OK found a couple open source projects that trigger this issue.
http://github.com/therabidbanana/orange
clone the project and then run reek against this file: reek lib/orange-core/resources/model_resource.rb
DataClump: enabled: false
run reek against the file again and it completes in about 1 second.
We found this repos on:
http://github.com/mmangino/facebooker http://github.com/Shopify/active_merchant
I don't have the bug down to a single file in either of those projects though, so they aren't as useful for debugging. We are currently disabling DataClump site wide, but I would be happy to help debug this issue. Perhaps we could pair over Skype and look into it together sometime when you have some time.

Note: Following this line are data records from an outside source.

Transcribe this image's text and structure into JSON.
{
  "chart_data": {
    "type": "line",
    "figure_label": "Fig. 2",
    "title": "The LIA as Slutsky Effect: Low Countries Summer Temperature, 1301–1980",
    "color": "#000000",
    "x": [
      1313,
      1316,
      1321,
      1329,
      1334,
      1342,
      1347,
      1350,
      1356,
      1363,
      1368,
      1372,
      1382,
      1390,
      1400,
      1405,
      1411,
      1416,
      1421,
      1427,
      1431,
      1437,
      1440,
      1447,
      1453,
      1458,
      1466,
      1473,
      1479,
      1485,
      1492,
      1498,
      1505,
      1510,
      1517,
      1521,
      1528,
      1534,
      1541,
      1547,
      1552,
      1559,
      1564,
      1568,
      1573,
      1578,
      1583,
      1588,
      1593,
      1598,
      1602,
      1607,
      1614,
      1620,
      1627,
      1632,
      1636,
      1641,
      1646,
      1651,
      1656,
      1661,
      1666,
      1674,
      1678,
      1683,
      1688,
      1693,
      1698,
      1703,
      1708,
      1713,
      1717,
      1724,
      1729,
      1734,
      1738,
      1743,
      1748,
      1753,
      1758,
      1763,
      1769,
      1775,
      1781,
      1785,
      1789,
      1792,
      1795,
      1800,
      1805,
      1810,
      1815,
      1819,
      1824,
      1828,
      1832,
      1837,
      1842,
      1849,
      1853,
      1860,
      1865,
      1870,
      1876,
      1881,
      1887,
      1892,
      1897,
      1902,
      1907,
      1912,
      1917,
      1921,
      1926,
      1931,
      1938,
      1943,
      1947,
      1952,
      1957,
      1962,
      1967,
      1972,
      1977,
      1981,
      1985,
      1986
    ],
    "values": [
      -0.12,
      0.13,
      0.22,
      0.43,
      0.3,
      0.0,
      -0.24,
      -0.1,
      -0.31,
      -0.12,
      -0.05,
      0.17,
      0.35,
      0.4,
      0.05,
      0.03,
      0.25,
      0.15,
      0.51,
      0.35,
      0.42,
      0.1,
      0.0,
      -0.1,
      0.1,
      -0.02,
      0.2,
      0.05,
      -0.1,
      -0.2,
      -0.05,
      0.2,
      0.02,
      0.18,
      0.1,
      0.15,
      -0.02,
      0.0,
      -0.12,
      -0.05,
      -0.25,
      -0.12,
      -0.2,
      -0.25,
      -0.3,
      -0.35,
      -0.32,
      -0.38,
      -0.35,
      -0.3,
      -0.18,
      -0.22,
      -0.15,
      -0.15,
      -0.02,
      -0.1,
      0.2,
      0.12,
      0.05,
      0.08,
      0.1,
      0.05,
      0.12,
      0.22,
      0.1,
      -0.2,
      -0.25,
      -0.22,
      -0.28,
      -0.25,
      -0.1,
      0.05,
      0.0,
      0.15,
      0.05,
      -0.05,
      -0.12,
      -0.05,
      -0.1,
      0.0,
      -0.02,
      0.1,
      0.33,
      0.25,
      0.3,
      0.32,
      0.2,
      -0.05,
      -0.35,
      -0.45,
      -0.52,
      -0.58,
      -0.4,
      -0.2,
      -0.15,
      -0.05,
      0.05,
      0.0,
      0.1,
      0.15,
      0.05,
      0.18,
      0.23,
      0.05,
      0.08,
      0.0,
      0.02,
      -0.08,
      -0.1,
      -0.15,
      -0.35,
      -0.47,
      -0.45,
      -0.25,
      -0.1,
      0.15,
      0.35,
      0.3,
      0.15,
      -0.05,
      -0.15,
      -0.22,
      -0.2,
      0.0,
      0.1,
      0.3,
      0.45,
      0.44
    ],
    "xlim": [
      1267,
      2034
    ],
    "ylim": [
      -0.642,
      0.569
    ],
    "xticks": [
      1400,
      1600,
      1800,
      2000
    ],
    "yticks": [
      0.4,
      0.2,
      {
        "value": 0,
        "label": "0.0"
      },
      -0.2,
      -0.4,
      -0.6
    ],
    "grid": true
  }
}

I hope this helps give better info about the issue.
Thanks, Dan
Thanks Dan. The problem is that the DataClump detector creates a powerset of the methods in a class/module, and for 20 methods that's a million sets of methods. My first fix above was to prune out many of the possibilities first, thereby reducing the likelihood that the powerset would be large. The next step will be to replace the powerset by an iterator that runs over the same set, but pruning as it goes, without ever creating the powerset itself. Gonna try that on the train up to the Scottish Ruby Conf tomorrow, pairing with Brian Marick...
An alternative config trick would be to put the following it your site.reek file:
---
DataClump:
enabled: true
max_copies: 2
min_clump_size: 3
This fixes the problem for the above orange repo and yet still reports the biggest of its DataClumps. (Setting min_clump_size
to 3 forces more aggressive pruning before attempting to build the powerset, which is therefore a couple of orders of magnitude smaller.)
cool that isn't a bad suggestion. That might be a better site wide change than disabling this smell, we could just limit the clump size. Thanks for the suggestion.
Fixed (again) in release 1.2.7.3
I'm currently trying out reek as part of metric_fu. metric_fu runs reek on all the files in my Rails project in one go, e.g. "reek app/models/a.rb app/models/b.rb ...". This results in a huge ruby process (3.2Gb in my case). While I can appreciate the answer to just buy more RAM, I am wondering if it makes sense for the process to be this large and whether there are opportunities to diminish the memory requirements.